My highlight was climbing Mount Soche and feeling the amazing sense of peace and serenity at the top whilst overlooking the country that I had come to be so fond of.

The view from the top of Mount Soche
The view from the top of Mount Soche

And then a random thought came to me: I wished that Malawi would never become a developed country. I feared that it would lose much of its beauty and humanity if it did. I loved that we didn’t have to care about the modern trappings of society like excessive materialism and consumption.

Sure enough, there was inequality, but not to the extent of a place like, say, Hong Kong. The difference was pretty stark when I travelled to Hong Kong straight after. It was quite distasteful and alienating.

Weirdly enough, I also learned a lot about Australian culture since I was surrounded by typically Australian people, who introduced me to the concepts of “odds”, “cooked”, “corners”, “low key”, “ghostie” and referring to inanimate objects as “she”. Alas, I never understood the references to Australian politicians.

The project

Whilst it was an amazing and eye-opening experience on a personal level, I have my doubts about whether we achieved what we set out to do on the project side of things.

Our end goal was to improve the standard of living for smallholder farmers. We thought we’d do that by increasing their yields and nutritional variety by setting up an experimental farm with permaculture farming techniques.

Yet, we fell into the trap of building a solution that we thought might work before fully grasping the unique problems these people were facing. It was tough because the rationale behind setting up a farm as soon as possible was that we would miss the right season if we delayed it until we’d collected all the relevant data.

As the results would prove a few months later, the farm was not very successful and had to be abandoned.

Even though we’d started the month with the intention of focusing on collecting as many insights as possible through customer interviews, we de-prioritised that to work on physically setting up the farm. That took a lot of time and effort. I guess it’s easy to say with hindsight that it probably wasn’t the best way to go about it. I thought that it reflected a need for immediate outcomes over long-term strategic planning.

We felt so accomplished having toiled day in day out to establish what seemed like an impressive farm. But towards the end, some important questions were brought up.

How much effort is it going to take for later teams to continually monitor and maintain the farm? How are they going to measure the data that they obtain? Most importantly, how will this be scalable and repeatable across different plots of farmland?

Working on the farm
Working on the farm

I think we missed out on the very important ‘empathise’ phase of the design thinking process. We did some interviews – but not enough to draw any meaningful conclusions.

The language barrier also made it quite difficult for us to build rapport. I wish we’d been better trained in the local language and understanding the local culture. I was surprised by the lack of cultural sensitivity displayed by some people in our group.

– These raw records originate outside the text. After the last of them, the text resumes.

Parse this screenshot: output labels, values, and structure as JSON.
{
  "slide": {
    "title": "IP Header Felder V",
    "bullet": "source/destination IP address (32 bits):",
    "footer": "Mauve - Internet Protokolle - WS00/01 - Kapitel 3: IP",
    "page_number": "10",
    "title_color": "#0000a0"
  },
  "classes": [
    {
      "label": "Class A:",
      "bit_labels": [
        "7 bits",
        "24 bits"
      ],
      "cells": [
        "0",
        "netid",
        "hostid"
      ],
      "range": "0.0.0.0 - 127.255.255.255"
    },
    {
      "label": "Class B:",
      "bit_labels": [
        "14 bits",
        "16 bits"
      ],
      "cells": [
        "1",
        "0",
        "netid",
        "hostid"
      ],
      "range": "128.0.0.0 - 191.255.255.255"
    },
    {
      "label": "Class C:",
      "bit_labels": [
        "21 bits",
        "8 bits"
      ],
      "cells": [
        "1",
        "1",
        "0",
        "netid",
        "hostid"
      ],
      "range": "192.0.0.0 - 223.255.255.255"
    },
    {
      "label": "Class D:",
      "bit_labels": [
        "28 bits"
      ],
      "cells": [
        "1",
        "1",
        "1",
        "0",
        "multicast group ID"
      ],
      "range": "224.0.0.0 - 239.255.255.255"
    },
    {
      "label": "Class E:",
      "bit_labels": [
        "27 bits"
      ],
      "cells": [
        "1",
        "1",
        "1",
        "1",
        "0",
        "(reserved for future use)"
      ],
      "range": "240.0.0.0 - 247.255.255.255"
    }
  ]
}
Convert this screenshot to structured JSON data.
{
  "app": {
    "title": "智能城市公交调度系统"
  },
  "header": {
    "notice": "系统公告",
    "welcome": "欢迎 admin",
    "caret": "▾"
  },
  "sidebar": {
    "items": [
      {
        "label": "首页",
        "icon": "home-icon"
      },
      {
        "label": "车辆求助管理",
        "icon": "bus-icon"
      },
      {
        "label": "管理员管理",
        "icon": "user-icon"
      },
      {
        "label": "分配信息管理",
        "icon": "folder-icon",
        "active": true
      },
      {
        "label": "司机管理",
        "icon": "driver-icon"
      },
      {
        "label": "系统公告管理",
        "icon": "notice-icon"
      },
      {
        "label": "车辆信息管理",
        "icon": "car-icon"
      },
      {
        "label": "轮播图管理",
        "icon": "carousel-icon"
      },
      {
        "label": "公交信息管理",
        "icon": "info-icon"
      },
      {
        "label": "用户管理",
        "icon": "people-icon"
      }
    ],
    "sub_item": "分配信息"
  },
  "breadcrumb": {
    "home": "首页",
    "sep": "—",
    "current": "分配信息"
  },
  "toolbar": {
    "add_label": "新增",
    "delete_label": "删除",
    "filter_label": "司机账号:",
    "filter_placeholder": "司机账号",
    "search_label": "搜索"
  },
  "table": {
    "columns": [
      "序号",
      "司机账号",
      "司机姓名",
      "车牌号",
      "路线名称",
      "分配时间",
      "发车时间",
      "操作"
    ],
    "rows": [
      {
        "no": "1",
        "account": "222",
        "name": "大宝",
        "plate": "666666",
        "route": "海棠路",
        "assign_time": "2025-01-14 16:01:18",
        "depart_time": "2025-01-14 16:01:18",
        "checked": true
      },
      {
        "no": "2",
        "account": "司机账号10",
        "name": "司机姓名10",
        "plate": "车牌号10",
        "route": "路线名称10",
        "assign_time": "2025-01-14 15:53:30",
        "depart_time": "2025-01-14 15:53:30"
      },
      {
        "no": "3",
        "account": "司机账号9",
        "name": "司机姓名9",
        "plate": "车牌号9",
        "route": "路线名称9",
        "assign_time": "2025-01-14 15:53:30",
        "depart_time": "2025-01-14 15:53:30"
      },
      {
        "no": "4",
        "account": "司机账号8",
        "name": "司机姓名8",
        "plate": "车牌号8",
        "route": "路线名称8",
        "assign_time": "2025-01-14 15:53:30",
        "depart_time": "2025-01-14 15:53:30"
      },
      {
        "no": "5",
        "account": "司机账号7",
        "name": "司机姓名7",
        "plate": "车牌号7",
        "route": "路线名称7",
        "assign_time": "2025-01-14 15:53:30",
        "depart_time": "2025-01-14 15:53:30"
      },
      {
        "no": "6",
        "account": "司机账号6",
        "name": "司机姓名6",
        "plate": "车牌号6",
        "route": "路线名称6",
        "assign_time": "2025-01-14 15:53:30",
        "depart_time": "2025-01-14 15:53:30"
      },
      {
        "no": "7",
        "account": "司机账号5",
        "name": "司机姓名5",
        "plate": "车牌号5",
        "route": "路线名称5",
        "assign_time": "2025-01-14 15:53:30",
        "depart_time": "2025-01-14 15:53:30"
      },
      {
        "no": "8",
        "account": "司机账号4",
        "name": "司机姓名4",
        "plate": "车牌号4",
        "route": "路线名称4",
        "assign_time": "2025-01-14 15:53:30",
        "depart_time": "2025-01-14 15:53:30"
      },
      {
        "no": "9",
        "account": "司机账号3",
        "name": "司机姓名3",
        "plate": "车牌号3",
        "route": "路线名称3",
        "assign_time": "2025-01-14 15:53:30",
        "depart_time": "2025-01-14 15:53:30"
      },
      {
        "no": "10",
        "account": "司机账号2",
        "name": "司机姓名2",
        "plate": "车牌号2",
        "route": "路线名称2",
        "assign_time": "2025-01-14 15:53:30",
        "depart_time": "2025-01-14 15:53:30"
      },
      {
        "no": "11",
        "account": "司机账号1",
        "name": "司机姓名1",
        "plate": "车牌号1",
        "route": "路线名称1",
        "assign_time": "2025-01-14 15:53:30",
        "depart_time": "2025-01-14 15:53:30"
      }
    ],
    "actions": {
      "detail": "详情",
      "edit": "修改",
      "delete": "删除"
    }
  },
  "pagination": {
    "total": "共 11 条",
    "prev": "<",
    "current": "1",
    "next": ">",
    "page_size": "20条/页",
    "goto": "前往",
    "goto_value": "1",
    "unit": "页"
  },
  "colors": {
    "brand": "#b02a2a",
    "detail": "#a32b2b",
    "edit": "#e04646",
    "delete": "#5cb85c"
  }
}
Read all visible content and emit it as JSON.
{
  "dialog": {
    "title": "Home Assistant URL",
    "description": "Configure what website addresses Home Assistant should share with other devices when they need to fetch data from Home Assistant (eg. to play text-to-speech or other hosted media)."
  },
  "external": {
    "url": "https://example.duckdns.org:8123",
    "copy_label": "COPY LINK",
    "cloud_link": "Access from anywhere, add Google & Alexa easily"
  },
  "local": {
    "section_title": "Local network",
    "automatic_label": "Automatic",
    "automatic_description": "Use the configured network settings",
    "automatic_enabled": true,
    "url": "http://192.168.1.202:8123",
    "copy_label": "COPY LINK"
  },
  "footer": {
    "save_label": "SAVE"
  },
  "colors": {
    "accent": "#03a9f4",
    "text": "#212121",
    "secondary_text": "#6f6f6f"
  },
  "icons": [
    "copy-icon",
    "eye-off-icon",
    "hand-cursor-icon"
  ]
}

Don’t get me wrong, they’re lovely people. But some of them can’t even be bothered to learn how to pronounce Chichewa phrases correctly, most of them didn’t bother mingling with locals or trying out local experiences and one even expressed disgust and ungratefulness at being offered a local drink by the villagers. Oh, and the constant whining about #firstworldproblems. Sigh.

I wonder how the villagers are doing now. Would they have been terribly disappointed by the results of the farm and lost faith in all those western people that came into their community promising change?

I hope that there was some form of explanation to the community, and I’m sure the other teams involved in energy and health could offer to improve their lives in other ways.

The energy team’s modular solar solution
The energy team’s modular solar solution

How can we ensure that any well-meaning projects involving foreigners travelling to developing countries trying to assist local communities actually end up producing beneficial outcomes?

Perhaps we should have better engaged the local community in the solution-building process. A farmer once came up to me and asked why we were planting seeds in a certain way and where we had learned to do so. I simply told her that we’d learned it off the internet.

Now that I think about it, despite having done thorough research on the methods we were implementing on the farm, we really should’ve asked farmers for their opinion. They know the local environment the best, after all.

Sure, they might not have used certain methods before, but they may have heard of them or otherwise been able to offer some constructive input. Some farmers have been known to experiment with various farming methods.

Or, we could have simply provided access to the information that we so easily obtained through a Google search and let the farmers come up with their own innovative solutions. These people have been farming for years. Who are we to come in and say that our methods are the best solution?

In any case, I would love to go back to Malawi one day. Life was so much simpler and so much more wholesome.